Amid torn up pavement, tractors, cones and a road closed sign, a new Front Street restaurant is open for business. The Eat Spot faces a number of road blocks. Front Street construction and a tough economy are the storm its owners have chosen to weather.
The construction is causing headaches for more than just drivers. It's created a bump in the road for businesses as well. It's forced some to get creative to stay open.
"I've got to do whatever I can do right now to stay in business," Flashbax owner Alyssa Bauman said. "If I have to give everything away at 25 percent off, its better than closing down."
While some are clinging to life, a new kid on the block is hoping for the best.
"I am concerned but I am staying positive," the Eat Spot chef and part-owner Jason Godwin said. "The doors are open now, and that's a good thing, and I'm looking forward to this all being finished up."
The Eat Spot, located on the corner of Front and Princess Streets, opened just five days ago, not only during one of the country's most tumultuous economic periods, but also one of the most unsettled in Front Street history. Shortly after Godwin and the other owner bought the space, they found out about the city's plan to tear up Front Street.

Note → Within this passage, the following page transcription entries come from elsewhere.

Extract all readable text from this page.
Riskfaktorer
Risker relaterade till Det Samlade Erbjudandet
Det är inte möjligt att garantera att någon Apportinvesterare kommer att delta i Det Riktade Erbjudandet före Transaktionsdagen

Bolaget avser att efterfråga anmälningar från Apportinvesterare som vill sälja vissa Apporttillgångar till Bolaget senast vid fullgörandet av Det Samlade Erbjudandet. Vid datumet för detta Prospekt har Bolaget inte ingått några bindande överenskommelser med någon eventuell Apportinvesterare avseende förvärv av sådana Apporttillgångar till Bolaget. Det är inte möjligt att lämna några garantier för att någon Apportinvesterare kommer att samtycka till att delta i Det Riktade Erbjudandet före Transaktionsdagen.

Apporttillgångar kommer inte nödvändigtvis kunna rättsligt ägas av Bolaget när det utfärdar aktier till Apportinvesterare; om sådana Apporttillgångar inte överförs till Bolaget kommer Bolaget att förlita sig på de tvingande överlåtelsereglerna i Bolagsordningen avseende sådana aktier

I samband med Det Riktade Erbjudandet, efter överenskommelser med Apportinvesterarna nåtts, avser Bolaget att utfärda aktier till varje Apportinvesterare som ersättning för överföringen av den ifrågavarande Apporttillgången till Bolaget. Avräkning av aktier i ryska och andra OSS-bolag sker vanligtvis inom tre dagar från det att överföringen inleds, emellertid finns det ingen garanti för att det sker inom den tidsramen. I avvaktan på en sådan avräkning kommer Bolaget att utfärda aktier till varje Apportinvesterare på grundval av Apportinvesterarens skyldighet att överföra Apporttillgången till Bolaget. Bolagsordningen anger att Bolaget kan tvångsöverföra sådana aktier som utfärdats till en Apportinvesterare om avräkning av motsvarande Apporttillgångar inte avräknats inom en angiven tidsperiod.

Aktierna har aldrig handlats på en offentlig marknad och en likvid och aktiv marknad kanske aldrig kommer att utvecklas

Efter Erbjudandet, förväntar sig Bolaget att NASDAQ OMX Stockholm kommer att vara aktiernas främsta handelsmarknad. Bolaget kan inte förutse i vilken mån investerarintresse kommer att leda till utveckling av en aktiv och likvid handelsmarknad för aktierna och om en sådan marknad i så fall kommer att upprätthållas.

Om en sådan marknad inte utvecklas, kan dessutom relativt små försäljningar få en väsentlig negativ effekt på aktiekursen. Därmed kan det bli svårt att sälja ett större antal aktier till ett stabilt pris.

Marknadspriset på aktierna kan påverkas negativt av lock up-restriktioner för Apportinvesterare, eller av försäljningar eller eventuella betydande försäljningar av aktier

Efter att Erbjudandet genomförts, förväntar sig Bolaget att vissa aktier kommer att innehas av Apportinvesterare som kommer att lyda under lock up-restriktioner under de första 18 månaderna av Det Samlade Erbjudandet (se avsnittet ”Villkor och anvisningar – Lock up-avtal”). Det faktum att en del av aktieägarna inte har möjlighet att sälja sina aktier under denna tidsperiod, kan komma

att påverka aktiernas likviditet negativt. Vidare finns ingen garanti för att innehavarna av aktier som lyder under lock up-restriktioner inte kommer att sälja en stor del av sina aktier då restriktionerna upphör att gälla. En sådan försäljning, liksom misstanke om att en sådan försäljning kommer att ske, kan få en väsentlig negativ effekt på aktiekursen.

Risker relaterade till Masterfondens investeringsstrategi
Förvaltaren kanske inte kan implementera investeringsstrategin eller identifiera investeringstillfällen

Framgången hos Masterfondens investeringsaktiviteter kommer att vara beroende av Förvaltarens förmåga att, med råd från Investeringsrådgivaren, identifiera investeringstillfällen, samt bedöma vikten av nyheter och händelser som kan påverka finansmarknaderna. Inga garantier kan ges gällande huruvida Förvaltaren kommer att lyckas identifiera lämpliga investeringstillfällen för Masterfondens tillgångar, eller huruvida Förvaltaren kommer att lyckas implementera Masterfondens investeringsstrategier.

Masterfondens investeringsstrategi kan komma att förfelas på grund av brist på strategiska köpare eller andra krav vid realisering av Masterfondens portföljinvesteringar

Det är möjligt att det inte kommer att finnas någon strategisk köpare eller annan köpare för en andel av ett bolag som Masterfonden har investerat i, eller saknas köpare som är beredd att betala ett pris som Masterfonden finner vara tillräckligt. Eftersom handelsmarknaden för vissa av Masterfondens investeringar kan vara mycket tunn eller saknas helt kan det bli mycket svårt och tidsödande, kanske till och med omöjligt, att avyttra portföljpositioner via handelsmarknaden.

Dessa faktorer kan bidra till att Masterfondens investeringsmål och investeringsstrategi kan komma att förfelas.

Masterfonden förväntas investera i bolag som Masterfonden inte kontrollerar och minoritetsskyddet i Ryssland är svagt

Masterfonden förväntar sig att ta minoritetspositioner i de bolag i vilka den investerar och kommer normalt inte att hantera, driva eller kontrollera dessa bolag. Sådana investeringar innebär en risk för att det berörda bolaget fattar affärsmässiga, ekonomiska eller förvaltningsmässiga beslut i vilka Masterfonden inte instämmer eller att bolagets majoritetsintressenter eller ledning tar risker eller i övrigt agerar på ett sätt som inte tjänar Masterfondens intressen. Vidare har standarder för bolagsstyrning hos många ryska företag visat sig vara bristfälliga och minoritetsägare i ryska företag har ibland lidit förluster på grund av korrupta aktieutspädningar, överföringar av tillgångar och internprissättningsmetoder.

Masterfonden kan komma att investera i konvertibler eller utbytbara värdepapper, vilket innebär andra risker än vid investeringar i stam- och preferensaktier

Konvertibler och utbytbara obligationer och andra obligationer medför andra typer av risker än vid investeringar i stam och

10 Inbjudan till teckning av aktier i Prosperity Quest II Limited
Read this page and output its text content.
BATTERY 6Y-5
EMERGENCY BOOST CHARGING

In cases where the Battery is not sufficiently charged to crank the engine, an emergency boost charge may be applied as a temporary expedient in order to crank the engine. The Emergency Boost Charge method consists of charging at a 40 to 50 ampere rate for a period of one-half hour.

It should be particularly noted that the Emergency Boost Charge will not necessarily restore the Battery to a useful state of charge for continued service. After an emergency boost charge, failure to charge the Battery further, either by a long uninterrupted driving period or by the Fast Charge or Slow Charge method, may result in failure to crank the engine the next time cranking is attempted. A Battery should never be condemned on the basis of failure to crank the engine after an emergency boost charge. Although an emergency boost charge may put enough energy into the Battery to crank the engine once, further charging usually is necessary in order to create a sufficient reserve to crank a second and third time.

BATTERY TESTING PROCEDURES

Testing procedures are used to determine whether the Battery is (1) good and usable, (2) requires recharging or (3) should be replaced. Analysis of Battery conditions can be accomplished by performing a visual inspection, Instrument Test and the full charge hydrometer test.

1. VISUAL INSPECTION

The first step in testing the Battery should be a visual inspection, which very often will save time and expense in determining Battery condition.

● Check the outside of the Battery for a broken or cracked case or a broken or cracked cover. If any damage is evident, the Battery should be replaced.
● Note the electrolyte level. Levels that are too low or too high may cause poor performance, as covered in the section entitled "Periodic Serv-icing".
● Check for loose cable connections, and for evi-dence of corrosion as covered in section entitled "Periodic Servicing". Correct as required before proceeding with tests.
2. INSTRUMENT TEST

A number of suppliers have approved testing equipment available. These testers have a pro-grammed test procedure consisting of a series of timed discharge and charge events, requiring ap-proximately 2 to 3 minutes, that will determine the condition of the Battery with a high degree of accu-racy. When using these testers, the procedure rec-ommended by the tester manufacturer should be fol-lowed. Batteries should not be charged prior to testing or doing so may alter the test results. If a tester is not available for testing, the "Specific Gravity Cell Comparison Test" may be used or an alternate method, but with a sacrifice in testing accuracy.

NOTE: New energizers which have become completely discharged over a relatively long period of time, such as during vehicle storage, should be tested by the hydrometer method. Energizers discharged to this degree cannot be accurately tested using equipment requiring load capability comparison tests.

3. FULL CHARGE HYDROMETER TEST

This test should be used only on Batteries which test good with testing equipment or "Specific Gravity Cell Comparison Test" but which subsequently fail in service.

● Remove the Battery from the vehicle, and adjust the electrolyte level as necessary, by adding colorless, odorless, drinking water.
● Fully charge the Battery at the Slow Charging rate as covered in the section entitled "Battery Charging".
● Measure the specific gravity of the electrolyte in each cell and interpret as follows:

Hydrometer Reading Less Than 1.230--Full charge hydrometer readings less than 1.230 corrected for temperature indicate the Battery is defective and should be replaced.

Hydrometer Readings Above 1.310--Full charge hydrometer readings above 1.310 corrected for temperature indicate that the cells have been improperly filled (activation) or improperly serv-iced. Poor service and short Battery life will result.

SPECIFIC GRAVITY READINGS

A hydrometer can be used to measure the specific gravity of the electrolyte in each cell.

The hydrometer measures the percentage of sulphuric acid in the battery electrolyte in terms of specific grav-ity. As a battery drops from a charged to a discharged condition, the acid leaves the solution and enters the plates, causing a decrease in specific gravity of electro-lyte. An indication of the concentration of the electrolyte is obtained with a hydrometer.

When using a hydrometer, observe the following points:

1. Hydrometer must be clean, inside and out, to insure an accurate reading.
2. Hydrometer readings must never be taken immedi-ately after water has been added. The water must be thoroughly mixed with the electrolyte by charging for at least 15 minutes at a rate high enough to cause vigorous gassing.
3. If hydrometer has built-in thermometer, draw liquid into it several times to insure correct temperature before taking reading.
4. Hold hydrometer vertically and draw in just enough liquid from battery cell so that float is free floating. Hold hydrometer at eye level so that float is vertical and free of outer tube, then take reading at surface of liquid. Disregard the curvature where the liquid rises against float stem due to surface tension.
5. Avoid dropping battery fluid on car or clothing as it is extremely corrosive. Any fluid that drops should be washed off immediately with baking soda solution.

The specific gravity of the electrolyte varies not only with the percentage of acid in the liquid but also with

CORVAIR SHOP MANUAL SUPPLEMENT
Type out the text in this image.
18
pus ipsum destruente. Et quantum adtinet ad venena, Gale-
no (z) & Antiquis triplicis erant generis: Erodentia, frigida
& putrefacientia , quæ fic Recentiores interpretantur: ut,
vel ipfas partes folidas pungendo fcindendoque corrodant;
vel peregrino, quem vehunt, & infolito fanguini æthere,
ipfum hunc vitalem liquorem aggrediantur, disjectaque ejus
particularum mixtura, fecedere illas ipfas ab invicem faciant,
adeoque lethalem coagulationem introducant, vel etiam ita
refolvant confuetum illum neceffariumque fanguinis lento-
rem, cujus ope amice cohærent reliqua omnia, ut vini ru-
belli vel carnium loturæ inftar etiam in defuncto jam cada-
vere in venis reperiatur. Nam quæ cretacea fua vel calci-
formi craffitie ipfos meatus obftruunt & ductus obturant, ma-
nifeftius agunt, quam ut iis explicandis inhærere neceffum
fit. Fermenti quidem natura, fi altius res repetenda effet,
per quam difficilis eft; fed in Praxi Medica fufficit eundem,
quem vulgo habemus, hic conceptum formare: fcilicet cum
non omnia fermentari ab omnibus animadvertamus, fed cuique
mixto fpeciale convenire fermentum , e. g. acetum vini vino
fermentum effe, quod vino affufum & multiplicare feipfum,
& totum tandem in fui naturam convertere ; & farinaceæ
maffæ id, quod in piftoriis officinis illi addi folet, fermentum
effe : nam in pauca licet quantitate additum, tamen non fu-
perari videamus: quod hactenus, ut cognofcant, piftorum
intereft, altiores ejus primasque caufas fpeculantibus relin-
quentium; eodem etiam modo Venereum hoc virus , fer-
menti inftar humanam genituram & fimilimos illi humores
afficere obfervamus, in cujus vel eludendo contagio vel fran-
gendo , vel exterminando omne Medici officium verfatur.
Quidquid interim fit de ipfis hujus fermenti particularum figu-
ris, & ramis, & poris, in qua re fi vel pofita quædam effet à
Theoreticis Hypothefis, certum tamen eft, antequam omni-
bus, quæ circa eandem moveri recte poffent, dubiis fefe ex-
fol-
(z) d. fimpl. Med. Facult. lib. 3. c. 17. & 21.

"The fact that it was going to be closed was definitely something that we were concerned about, but the finished product is what we were pretty excited about," Godwin said.
Once completed, the project promises larger sidewalks, street lights and more trees. Godwin says that future is bright, despite current obstacles.
"When this is finished, I know I'll be able to look out my front door and our outdoor
patio seating will be up by then, and it's just going to be beautiful along Front Street," Godwin said.
This is the first phase of the project, affecting Front between Market and Princess Streets. A city spokesperson said this phase is on target to be finished by the Azalea Festival in April.